Apache Metron Architecture

In one of my previous articles I wrote about Apache Metron as an Example for a Real-Time Streaming Pipeline. Since then, I’ve refined the figure I’ve used to explain the architecture. In this article, I just briefly explain the updated part of the figure and add a video of myself talking about Apache Metron at the Openslava conference in Bratislava using those updated figures in my slides.

Enrichment


I added a few more details into the figure on the enrichment part:

  • The enrichment Storm topology is capable of using external database sources on-boarded into HBase or from the Model as a Service (MaaS) capability.
  • The arrow from the enrichments Kafka topic is not entirely correct, but should depict that data sources coming in in real-time can be stored in HBase as an enrichment source. Correct would be to draw the arrow to HBase directly from the parser topology.
  • Huge data sets can be fairly easily batch loaded into HBase as an enrichment source.
  • The profiler is a Storm topology that saves data of certain (user-defined) entities in a time series to HBase. From there it can be used as an enrichment for any future events as aggregates over time.

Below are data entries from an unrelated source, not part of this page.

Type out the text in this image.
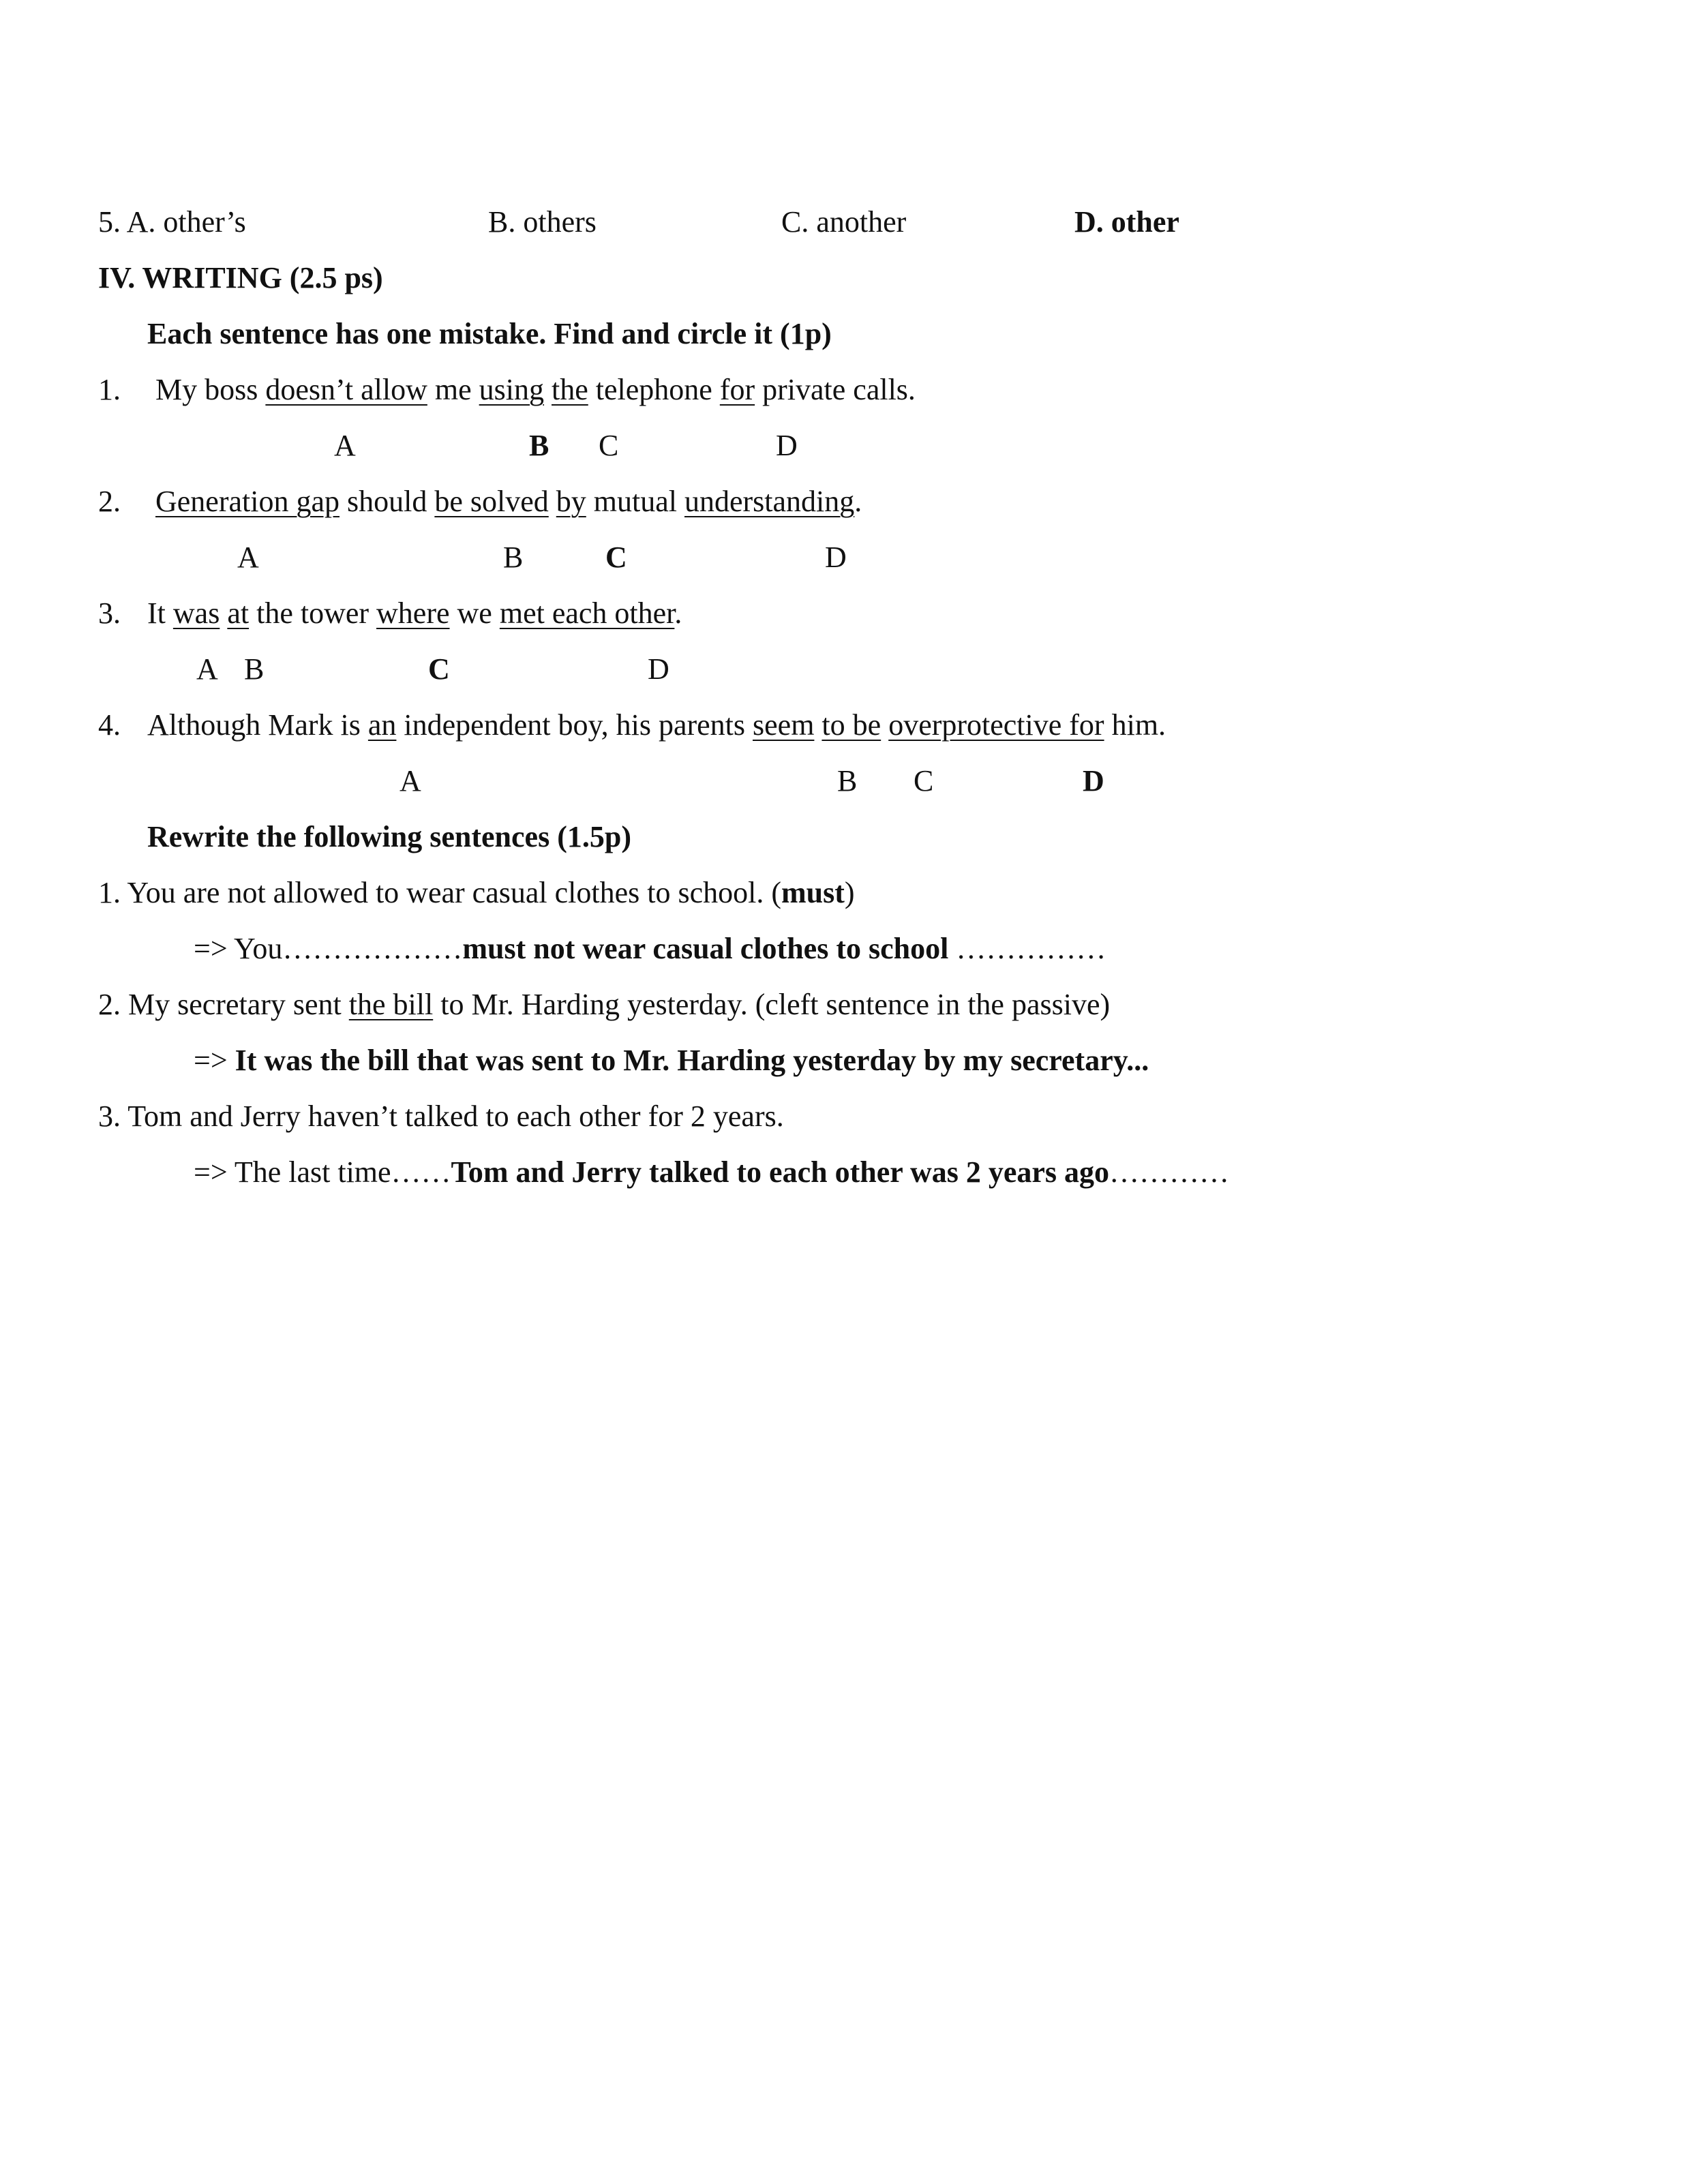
5. A. other’s	B. others	C. another	D. other
IV. WRITING (2.5 ps)
Each sentence has one mistake. Find and circle it (1p)
1. My boss doesn’t allow me using the telephone for private calls.
A	B C	D
2. Generation gap should be solved by mutual understanding.
A	B	C	D
3. It was at the tower where we met each other.
A B	C	D
4. Although Mark is an independent boy, his parents seem to be overprotective for him.
A	B C	D
Rewrite the following sentences (1.5p)
1. You are not allowed to wear casual clothes to school. (must)
=> You………………must not wear casual clothes to school ……………
2. My secretary sent the bill to Mr. Harding yesterday. (cleft sentence in the passive)
=> It was the bill that was sent to Mr. Harding yesterday by my secretary...
3. Tom and Jerry haven’t talked to each other for 2 years.
=> The last time……Tom and Jerry talked to each other was 2 years ago…………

Open Source Cyber Security with Apache Metron @ Openslava2018

Apache Metron as an Example for a Real Time Data Processing Pipeline

In my previous blog post I was writing a little bit about what Apache Metron is and How to Onboard a New Data Source in Apache Metron.

Now I want to shine some light on how the ingestion pipeline architecture looks like. Since I just got started with Apache Metron myself, I hope this helps to kickstart your cyber security efforts. Rather than going too much into the details of what the components do, I’d like to provide a basic overview about which components there are.

This architecture can be generalized for all kinds of streaming use cases. The pipeline uses Apache NiFi for ingest, Apache Kafka as an event buffer, Apache Storm for stream processing, Apache Hadoop for long term storage and Apache Solr for short term random access storage. If you design your own pipeline for a different use case, you can, e.g., swap Apache Storm with frameworks such as Apache Flink or Spark Streaming (or any other frameworks out in the wild with their pros and cons). Choosing the right piece of technology strongly depends on numerous factors, I’m not going into in this article.

metron_pipeline
End to End Processing Pipeline for Apache Metron

Ingest

The most important part for Apache Metron is to get the telemetry data into an Apache Kafka topic. In the figure below you can see that there is a Kafka topic and a corresponding parser for each format. Usually, there is one Kafka topic per source type, because each source typically comes in its own special format, but it’s also possible that data of one source has multiple formats or multiple sources have the same format.

metron_pipeline_ingest_closeup.png
  • Apache NiFi is being used as the data integration tool.
  • In the figure, I added an example of a MiNiFi instance to the Squid Access Log source. In this case MiNiFi is installed on the Squid server node and acts as a log forwarder.
  • It’s also possible that sources write directly into Kafka, if they support that. In some cases this might even be a requirement due to performance constraints.

Parsing

As described in the ingest part: there is a topic for each parser format and an Apache Storm topology reading from this Kafka topic and doing the parsing. A parsed event is then written into the so-called “enrichments” topic.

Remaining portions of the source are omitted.